Summer, despite (and thanks to) its glories, can burn people out. Between projects, festivals, outdoor adventures and heat, it is all too easy to find oneself in an overstimulated or depleted state. To counter this, try foods and herbs that are cooling, calming to the central nervous system, and stimulating to vital energy.

Fresh foliage, such as berries and greens, is a start. If all else fails, follow taste: seek out moist, cooling, astringent and salty foods including cucumber, melon, leafy greens, tomatoes and yogurt. Likewise, begin to phase out warming foods and drinks with cooling alternatives to balance out the body’s system. This could mean drinking green tea instead of coffee and eating fish rather than beef.

Eating seasonally and locally will likely set you up for success, since the foods available naturally in the summer tend to be cooling and stimulating. Here are some plants to forage that nourish the body and balance out the heat of summer.

Wild Rose

Several varieties of wild rose grow in the Pacific Northwest. Wood rose is most common, but all local varieties are edible and medicinal. They bloom throughout summer and grow in moist clearings, along beaches and streams and at forest edges. These shrubby plants bear thorns and smaller flowers than their domesticated counterparts.

The primary medicinal property of rose is its cooling effect on the body. When feeling aggravated, hot or upset, rose can provide immediate relief. Rose is deeply calming and particularly useful for anxiety, anger and frustration. Physically, it is anti-inflammatory, helping internally with gut inflammation and externally on bites, burns, rashes and skin irritation.

Rose petals and leaves can be gathered and used fresh or dried for teas. Make a cold infusion by filling a jar with cold water and a handful of rose petals, leaving it for 4-6 hours. The cold infusion draws out the pleasant floral sweetness of the petals, while a hot infusion tends to draw out more of the astringency of the plant. Fresh rose petals also make an excellent addition to summer salads, adding zest and color.


Like rose, several varieties of mint grow in the Pacific Northwest, with field mint being most abundant. Though mints vary in taste and intensity, the primary medicinal properties and flavor profiles are all similar. The active compound is menthol, which gives mint that deliciously cooling flavor and scent. Wild varieties look and smell like cultivated varieties, with serrated, elliptical leaves on plants from 10 to 20 inches high. Mint can overtake a garden and spread, and feral plants can be found in neighborhoods and gardens. Wild varieties typically grow in damp fields, wet meadows and stream banks.

Mint makes a refreshing addition to teas, salads and cocktails. Medicinally, its primary use is to treat upset stomachs. Mint is also rich in minerals and has a stimulating effect. It’s used to awaken and sharpen the mind, increase vitality, and nourish the body.
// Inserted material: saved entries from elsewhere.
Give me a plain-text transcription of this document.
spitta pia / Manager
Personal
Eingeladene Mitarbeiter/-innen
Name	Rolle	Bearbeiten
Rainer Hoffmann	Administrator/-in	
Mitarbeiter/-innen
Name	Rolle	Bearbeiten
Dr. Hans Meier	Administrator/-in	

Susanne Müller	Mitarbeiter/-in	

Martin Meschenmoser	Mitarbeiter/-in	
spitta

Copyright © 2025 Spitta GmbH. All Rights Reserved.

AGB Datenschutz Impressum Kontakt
When combined, rose and mint make a tasty duo in salads and drinks, and their medicinal properties blend together nicely as a formula that balances the calming effect of rose with the invigorating qualities of mint.
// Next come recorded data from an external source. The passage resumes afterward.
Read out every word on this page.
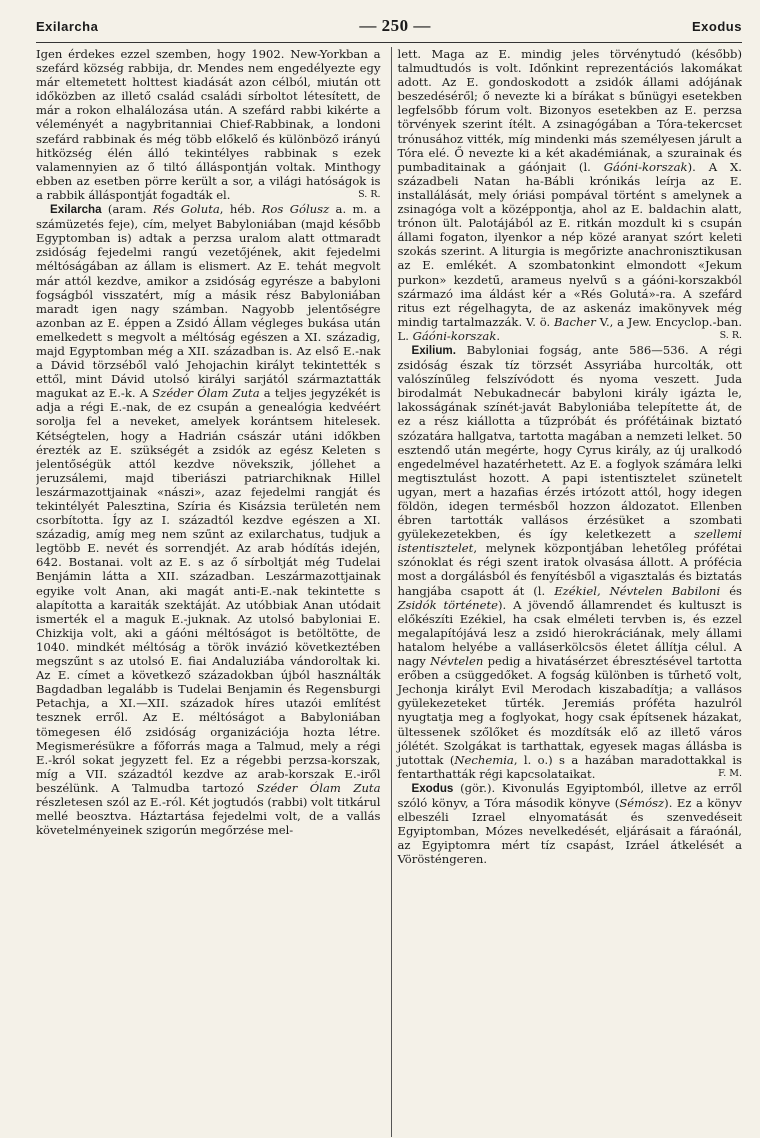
Exilarcha	— 250 —	Exodus

Igen érdekes ezzel szemben, hogy 1902. New-Yorkban a szefárd község rabbija, dr. Mendes nem engedélyezte egy már eltemetett holttest kiadását azon célból, miután ott időközben az illető család családi sírboltot létesített, de már a rokon elhalálozása után. A szefárd rabbi kikérte a véleményét a nagybritanniai Chief-Rabbinak, a londoni szefárd rabbinak és még több előkelő és különböző irányú hitközség élén álló tekintélyes rabbinak s ezek valamennyien az ő tiltó álláspontján voltak. Minthogy ebben az esetben pörre került a sor, a világi hatóságok is a rabbik álláspontját fogadták el.	S. R.

Exilarcha (aram. Rés Goluta, héb. Ros Gólusz a. m. a számüzetés feje), cím, melyet Babyloniában (majd később Egyptomban is) adtak a perzsa uralom alatt ottmaradt zsidóság fejedelmi rangú vezetőjének, akit fejedelmi méltóságában az állam is elismert. Az E. tehát megvolt már attól kezdve, amikor a zsidóság egyrésze a babyloni fogságból visszatért, míg a másik rész Babyloniában maradt igen nagy számban. Nagyobb jelentőségre azonban az E. éppen a Zsidó Állam végleges bukása után emelkedett s megvolt a méltóság egészen a XI. századig, majd Egyptomban még a XII. században is. Az első E.-nak a Dávid törzséből való Jehojachin királyt tekintették s ettől, mint Dávid utolsó királyi sarjától származtatták magukat az E.-k. A Széder Ólam Zuta a teljes jegyzékét is adja a régi E.-nak, de ez csupán a genealógia kedvéért sorolja fel a neveket, amelyek korántsem hitelesek. Kétségtelen, hogy a Hadrián császár utáni időkben érezték az E. szükségét a zsidók az egész Keleten s jelentőségük attól kezdve növekszik, jóllehet a jeruzsálemi, majd tiberiászi patriarchiknak Hillel leszármazottjainak «nászi», azaz fejedelmi rangját és tekintélyét Palesztina, Szíria és Kisázsia területén nem csorbította. Így az I. századtól kezdve egészen a XI. századig, amíg meg nem szűnt az exilarchatus, tudjuk a legtöbb E. nevét és sorrendjét. Az arab hódítás idején, 642. Bostanai. volt az E. s az ő sírboltját még Tudelai Benjámin látta a XII. században. Leszármazottjainak egyike volt Anan, aki magát anti-E.-nak tekintette s alapította a karaiták szektáját. Az utóbbiak Anan utódait ismerték el a maguk E.-juknak. Az utolsó babyloniai E. Chizkija volt, aki a gáóni méltóságot is betöltötte, de 1040. mindkét méltóság a török invázió következtében megszűnt s az utolsó E. fiai Andaluziába vándoroltak ki. Az E. címet a következő századokban újból használták Bagdadban legalább is Tudelai Benjamin és Regensburgi Petachja, a XI.—XII. századok híres utazói említést tesznek erről. Az E. méltóságot a Babyloniában tömegesen élő zsidóság organizációja hozta létre. Megismerésükre a főforrás maga a Talmud, mely a régi E.-król sokat jegyzett fel. Ez a régebbi perzsa-korszak, míg a VII. századtól kezdve az arab-korszak E.-iről beszélünk. A Talmudba tartozó Széder Ólam Zuta részletesen szól az E.-ról. Két jogtudós (rabbi) volt titkárul mellé beosztva. Háztartása fejedelmi volt, de a vallás követelményeinek szigorún megőrzése mel-

lett. Maga az E. mindig jeles törvénytudó (később) talmudtudós is volt. Időnkint reprezentációs lakomákat adott. Az E. gondoskodott a zsidók állami adójának beszedéséről; ő nevezte ki a bírákat s bűnügyi esetekben legfelsőbb fórum volt. Bizonyos esetekben az E. perzsa törvények szerint ítélt. A zsinagógában a Tóra-tekercset trónusához vitték, míg mindenki más személyesen járult a Tóra elé. Ő nevezte ki a két akadémiának, a szurainak és pumbaditainak a gáónjait (l. Gáóni-korszak). A X. századbeli Natan ha-Bábli krónikás leírja az E. installálását, mely óriási pompával történt s amelynek a zsinagóga volt a középpontja, ahol az E. baldachin alatt, trónon ült. Palotájából az E. ritkán mozdult ki s csupán állami fogaton, ilyenkor a nép közé aranyat szórt keleti szokás szerint. A liturgia is megőrizte anachronisztikusan az E. emlékét. A szombatonkint elmondott «Jekum purkon» kezdetű, arameus nyelvű s a gáóni-korszakból származó ima áldást kér a «Rés Golutá»-ra. A szefárd ritus ezt régelhagyta, de az askenáz imakönyvek még mindig tartalmazzák. V. ö. Bacher V., a Jew. Encyclop.-ban. L. Gáóni-korszak.	S. R.

Exilium. Babyloniai fogság, ante 586—536. A régi zsidóság észak tíz törzsét Assyriába hurcolták, ott valószínűleg felszívódott és nyoma veszett. Juda birodalmát Nebukadnecár babyloni király igázta le, lakosságának színét-javát Babyloniába telepítette át, de ez a rész kiállotta a tűzpróbát és prófétáinak biztató szózatára hallgatva, tartotta magában a nemzeti lelket. 50 esztendő után megérte, hogy Cyrus király, az új uralkodó engedelmével hazatérhetett. Az E. a foglyok számára lelki megtisztulást hozott. A papi istentisztelet szünetelt ugyan, mert a hazafias érzés irtózott attól, hogy idegen földön, idegen termésből hozzon áldozatot. Ellenben ébren tartották vallásos érzésüket a szombati gyülekezetekben, és így keletkezett a szellemi istentisztelet, melynek központjában lehetőleg prófétai szónoklat és régi szent iratok olvasása állott. A prófécia most a dorgálásból és fenyítésből a vigasztalás és biztatás hangjába csapott át (l. Ezékiel, Névtelen Babiloni és Zsidók története). A jövendő államrendet és kultuszt is előkészíti Ezékiel, ha csak elméleti tervben is, és ezzel megalapítójává lesz a zsidó hierokráciának, mely állami hatalom helyébe a valláserkölcsös életet állítja célul. A nagy Névtelen pedig a hivatásérzet ébresztésével tartotta erőben a csüggedőket. A fogság különben is tűrhető volt, Jechonja királyt Evil Merodach kiszabadítja; a vallásos gyülekezeteket tűrték. Jeremiás próféta hazulról nyugtatja meg a foglyokat, hogy csak építsenek házakat, ültessenek szőlőket és mozdítsák elő az illető város jólétét. Szolgákat is tarthattak, egyesek magas állásba is jutottak (Nechemia, l. o.) s a hazában maradottakkal is fentarthatták régi kapcsolataikat.	F. M.

Exodus (gör.). Kivonulás Egyiptomból, illetve az erről szóló könyv, a Tóra második könyve (Sémósz). Ez a könyv elbeszéli Izrael elnyomatását és szenvedéseit Egyiptomban, Mózes nevelkedését, eljárásait a fáraónál, az Egyiptomra mért tíz csapást, Izráel átkelését a Vörösténgeren.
Wild raspberry is one of many berries that decorate the Pacific Northwest landscape. Though raspberry’s close relatives – blackberries, thimble berries and salmon berries – all make amazing pies, wild raspberry stands out not only for its irresistible tiny red berries, but also for its highly medicinal leaves. Not to mention that wild raspberries are the best trail snacks known to mankind.

Blackcap raspberries and red raspberries both grow in Washington. While blackcaps grow best in the conifer forests west of the Cascades, red raspberries prefer riparian areas and damp forests east of the mountains. The leaves are high in vitamins and minerals, and have long been regarded as a female tonic with an ability to tone and strengthen the female reproductive organs.
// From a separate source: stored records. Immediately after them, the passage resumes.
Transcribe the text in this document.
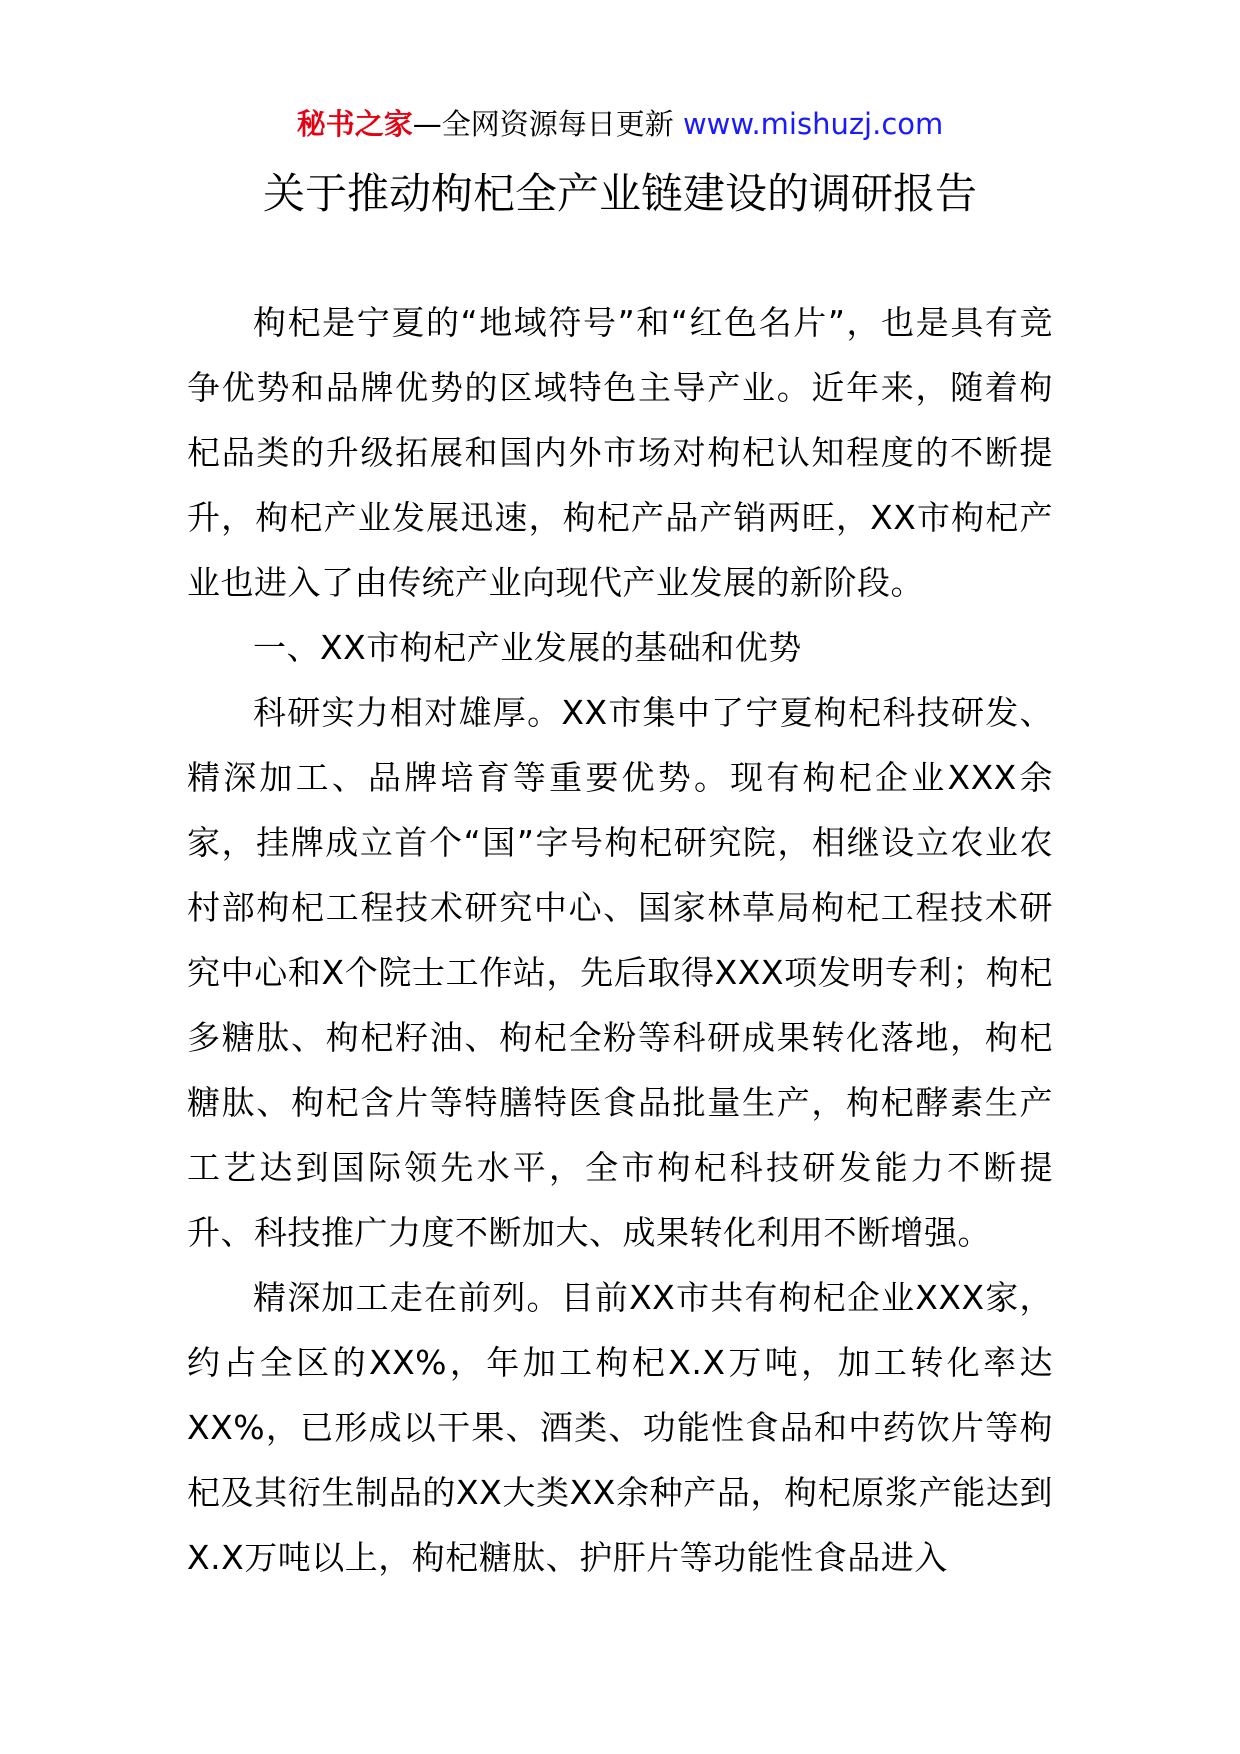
秘书之家—全网资源每日更新 www.mishuzj.com
关于推动枸杞全产业链建设的调研报告

枸杞是宁夏的“地域符号”和“红色名片”，也是具有竞争优势和品牌优势的区域特色主导产业。近年来，随着枸杞品类的升级拓展和国内外市场对枸杞认知程度的不断提升，枸杞产业发展迅速，枸杞产品产销两旺，XX市枸杞产业也进入了由传统产业向现代产业发展的新阶段。

一、XX市枸杞产业发展的基础和优势

科研实力相对雄厚。XX市集中了宁夏枸杞科技研发、精深加工、品牌培育等重要优势。现有枸杞企业XXX余家，挂牌成立首个“国”字号枸杞研究院，相继设立农业农村部枸杞工程技术研究中心、国家林草局枸杞工程技术研究中心和X个院士工作站，先后取得XXX项发明专利；枸杞多糖肽、枸杞籽油、枸杞全粉等科研成果转化落地，枸杞糖肽、枸杞含片等特膳特医食品批量生产，枸杞酵素生产工艺达到国际领先水平，全市枸杞科技研发能力不断提升、科技推广力度不断加大、成果转化利用不断增强。

精深加工走在前列。目前XX市共有枸杞企业XXX家，约占全区的XX%，年加工枸杞X.X万吨，加工转化率达XX%，已形成以干果、酒类、功能性食品和中药饮片等枸杞及其衍生制品的XX大类XX余种产品，枸杞原浆产能达到X.X万吨以上，枸杞糖肽、护肝片等功能性食品进入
The berries can be eaten fresh or used in any recipe that makes sense for berries, such as jams, jellies, sauces and baked goods. The leaves should be dried completely and steeped as a tea. To make a refreshing summer beverage, throw a handful of the fruit (and leaves, if you have them!) into a quart jar full of water, add mint or lemon balm to the mix, and let sit for at least three hours. Add sweetener to taste.